Crosby is widely expected to raise the possibility of a new liquidity scheme that will allow banks to swap new mortgage debts for government securities that it can then use to secure more funding.
In the past, up to 40% of mortgages were funded by the sale of mortgage-backed securities but the US sub-prime crisis destroyed confidence in the market, making it virtually impossible for banks to use it for funding.
The Bank of England's Special Liquidity Scheme, launched in April, allows banks to swap old mortgages for government paper but lenders say it has done little to improve the mortgage market. The scheme has so far accepted some £50bn of mortgage debt.

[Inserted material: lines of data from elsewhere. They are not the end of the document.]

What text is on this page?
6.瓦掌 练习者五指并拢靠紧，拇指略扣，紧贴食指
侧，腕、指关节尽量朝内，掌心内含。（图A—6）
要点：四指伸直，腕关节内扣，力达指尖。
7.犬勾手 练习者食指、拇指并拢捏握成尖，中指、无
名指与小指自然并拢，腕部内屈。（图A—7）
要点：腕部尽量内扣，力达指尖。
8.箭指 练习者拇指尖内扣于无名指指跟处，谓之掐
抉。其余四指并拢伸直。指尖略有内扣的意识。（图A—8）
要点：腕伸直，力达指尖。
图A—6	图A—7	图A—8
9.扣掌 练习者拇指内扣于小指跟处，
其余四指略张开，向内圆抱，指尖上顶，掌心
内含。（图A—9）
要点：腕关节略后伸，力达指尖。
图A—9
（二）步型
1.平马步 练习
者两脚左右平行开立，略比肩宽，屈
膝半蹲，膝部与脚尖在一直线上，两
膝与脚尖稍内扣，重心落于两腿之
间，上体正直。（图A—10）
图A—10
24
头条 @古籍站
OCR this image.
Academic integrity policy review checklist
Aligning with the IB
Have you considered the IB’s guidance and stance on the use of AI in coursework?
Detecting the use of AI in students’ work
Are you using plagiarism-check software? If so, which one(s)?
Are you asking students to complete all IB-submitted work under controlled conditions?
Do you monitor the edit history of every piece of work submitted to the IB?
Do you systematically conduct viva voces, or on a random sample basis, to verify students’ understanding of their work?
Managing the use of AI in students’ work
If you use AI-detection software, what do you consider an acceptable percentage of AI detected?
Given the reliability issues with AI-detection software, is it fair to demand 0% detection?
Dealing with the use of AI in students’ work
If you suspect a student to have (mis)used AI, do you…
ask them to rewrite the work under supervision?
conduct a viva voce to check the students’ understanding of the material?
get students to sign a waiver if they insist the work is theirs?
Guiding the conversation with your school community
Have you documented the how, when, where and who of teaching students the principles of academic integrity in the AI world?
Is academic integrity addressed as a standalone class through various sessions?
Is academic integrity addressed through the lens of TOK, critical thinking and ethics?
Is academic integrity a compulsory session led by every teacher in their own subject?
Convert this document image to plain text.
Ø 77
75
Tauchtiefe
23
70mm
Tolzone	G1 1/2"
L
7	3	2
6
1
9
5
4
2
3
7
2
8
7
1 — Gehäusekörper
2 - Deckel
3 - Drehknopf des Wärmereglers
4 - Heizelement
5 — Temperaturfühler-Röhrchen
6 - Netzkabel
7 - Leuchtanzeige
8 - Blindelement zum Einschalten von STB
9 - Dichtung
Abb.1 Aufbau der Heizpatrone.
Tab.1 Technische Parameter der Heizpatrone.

Crosby is also thought to have considered ways of allocating a kitemark or gold standard to mortgage securities to improve confidence in them.
There are already signs that competitive pressures are dragging mortgage rates down from elevated levels although they are still substantially above those seen a year ago.
Abbey, backed with funds from its Spanish parent Santander and building society Nationwide, is in particularly heated battle for business in a market previously dominated by HBOS.
Results from Abbey due today are expected to show it has won as much as a quarter of all new mortgages sold in the first six months of the year.
Jonathan Cornell, managing director of broker Hampton Mortgages, said: "We are nowhere near where we were before the credit crunch but we are seeing greater competition between the largest lenders."
But so far competition has been restricted to the mainstream mortgage market and usually only for those with at least a 25% deposit.
Nationwide recently cut its two-year fixed rate deal for new borrowers to 6.18% to 6.48%, and Abbey its from 6.54% to 6.34%.
Lloyds TSB yesterday trimmed the rate on its mortgages, including cutting the price of a two-year fixed rate mortgage by five basis points to 6.29%, its second cut in 11 days.
These loans are only for those with at least a 25% deposit and borrowers also have to pay a fee.
Separately, the Woolwich, which is part of Barclays, cut rates on its buy-to-let mortgages by up to 0.5%.
However, lenders faced a warning from debt management group TDX yesterday that falling household wealth is storing up consumer debt problems for the second half of this year.
The TDX Group Debt Index fell by 1% between the first and second quarters of the year, suggesting that conditions for creditors have improved slightly.
But it warned of a worsening outlook, with an 18% increase in the wealth and cost of living indicators of the index.
Mark Onyett, chief executive of TDX said: "We're already seeing far higher numbers of consumers struggling with personal debts and the pressure is set to intensify over the coming months."